Q—other uses of clonidine? (there are 4)
>compare the structures here to the indirect-acting guanidines (don’t get them confused!!) and
to clonidine. Notice any similarities/differences?
Q—what makes these guanidines alpha-2 agonists and the previous ones indirect acting drugs?
*guanidine is linked to an electron-deficient ring (chlorines on an aromatic ring)
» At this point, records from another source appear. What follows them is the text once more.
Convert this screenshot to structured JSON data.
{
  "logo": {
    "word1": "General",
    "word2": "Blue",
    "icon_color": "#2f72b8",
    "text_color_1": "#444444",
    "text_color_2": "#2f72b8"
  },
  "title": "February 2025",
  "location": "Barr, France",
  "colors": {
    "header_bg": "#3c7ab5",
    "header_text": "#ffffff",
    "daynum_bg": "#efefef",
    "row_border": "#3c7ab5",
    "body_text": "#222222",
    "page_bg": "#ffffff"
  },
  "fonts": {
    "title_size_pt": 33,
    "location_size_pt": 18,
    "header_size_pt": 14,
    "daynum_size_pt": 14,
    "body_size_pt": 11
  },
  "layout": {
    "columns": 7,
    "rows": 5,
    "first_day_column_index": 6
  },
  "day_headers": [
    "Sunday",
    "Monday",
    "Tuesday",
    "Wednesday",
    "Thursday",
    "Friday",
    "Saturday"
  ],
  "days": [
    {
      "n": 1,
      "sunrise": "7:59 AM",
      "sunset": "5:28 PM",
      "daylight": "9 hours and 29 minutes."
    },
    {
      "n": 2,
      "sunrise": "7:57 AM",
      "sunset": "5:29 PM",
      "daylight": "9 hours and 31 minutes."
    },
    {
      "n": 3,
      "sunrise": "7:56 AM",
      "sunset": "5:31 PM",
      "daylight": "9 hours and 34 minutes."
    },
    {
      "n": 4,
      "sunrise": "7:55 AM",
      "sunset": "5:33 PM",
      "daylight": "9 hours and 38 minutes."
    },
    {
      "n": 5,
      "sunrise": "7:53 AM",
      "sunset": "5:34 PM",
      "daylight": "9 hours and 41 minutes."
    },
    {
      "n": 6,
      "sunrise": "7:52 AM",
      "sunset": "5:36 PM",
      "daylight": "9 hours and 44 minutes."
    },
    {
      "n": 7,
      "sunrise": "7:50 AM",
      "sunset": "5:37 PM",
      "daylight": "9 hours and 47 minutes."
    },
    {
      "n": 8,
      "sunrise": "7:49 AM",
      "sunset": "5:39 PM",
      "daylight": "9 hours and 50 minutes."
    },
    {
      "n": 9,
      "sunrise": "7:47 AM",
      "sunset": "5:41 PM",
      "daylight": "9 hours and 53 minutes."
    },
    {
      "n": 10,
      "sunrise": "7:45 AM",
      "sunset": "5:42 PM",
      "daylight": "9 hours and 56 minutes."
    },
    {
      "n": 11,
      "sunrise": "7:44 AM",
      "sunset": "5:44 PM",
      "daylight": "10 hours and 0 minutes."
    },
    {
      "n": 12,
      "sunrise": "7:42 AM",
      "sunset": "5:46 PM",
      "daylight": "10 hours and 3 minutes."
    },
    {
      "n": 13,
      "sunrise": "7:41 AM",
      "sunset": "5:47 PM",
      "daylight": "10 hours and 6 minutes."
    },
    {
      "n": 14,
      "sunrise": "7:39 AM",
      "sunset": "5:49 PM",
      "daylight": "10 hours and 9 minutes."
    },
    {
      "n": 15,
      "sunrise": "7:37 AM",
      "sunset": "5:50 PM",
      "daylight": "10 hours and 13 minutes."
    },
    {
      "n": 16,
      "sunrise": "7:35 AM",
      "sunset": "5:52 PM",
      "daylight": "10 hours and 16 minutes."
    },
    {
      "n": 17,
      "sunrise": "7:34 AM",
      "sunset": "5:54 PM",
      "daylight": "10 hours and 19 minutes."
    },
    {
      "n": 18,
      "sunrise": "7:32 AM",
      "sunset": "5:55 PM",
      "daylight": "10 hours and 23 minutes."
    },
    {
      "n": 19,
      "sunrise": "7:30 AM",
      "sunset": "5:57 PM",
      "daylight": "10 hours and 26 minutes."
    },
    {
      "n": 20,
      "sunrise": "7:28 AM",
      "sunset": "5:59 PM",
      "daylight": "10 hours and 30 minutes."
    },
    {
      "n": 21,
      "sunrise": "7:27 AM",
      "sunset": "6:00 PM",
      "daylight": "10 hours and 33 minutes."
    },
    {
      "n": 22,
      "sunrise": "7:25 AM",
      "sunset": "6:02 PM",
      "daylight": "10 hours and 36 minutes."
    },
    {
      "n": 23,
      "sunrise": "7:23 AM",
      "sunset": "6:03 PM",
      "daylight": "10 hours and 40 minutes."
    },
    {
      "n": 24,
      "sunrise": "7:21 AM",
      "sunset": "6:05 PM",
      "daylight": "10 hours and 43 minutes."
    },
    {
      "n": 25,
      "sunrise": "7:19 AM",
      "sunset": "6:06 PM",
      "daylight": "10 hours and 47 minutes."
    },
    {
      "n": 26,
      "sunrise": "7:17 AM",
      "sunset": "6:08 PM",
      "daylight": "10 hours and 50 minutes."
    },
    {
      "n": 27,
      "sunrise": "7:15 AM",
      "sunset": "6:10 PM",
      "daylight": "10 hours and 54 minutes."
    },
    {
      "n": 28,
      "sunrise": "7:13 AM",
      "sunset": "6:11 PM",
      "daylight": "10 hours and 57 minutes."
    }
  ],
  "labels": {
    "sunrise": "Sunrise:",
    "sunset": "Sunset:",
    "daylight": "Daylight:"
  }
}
-rapid and complete absorption (they are lipophilic and have low first pass)
-metabolism: aromatic hydroxylation + conjugation of the phenol renal elimination
Q—which conjugate occurs most? Glucuronide. WHY? It is less easily saturated (more cofactors
available to use).
Q—which has a longer half-life? WHY?
-pKa: for guanabenz (8.1) and for guanfacine (7.1)----WHY is there a difference?? (clue: resonance)
-ADRs: bradycardia, xerostomia, nausea, dizzy, sexual dysfunction, Na/H2O retention
**b/c of Na/H2O retention, you may want to combine these drugs with a diuretic or
vasodilators (minoxidil, hydralazine). This will decrease BP quickly and stop any reflex HTN.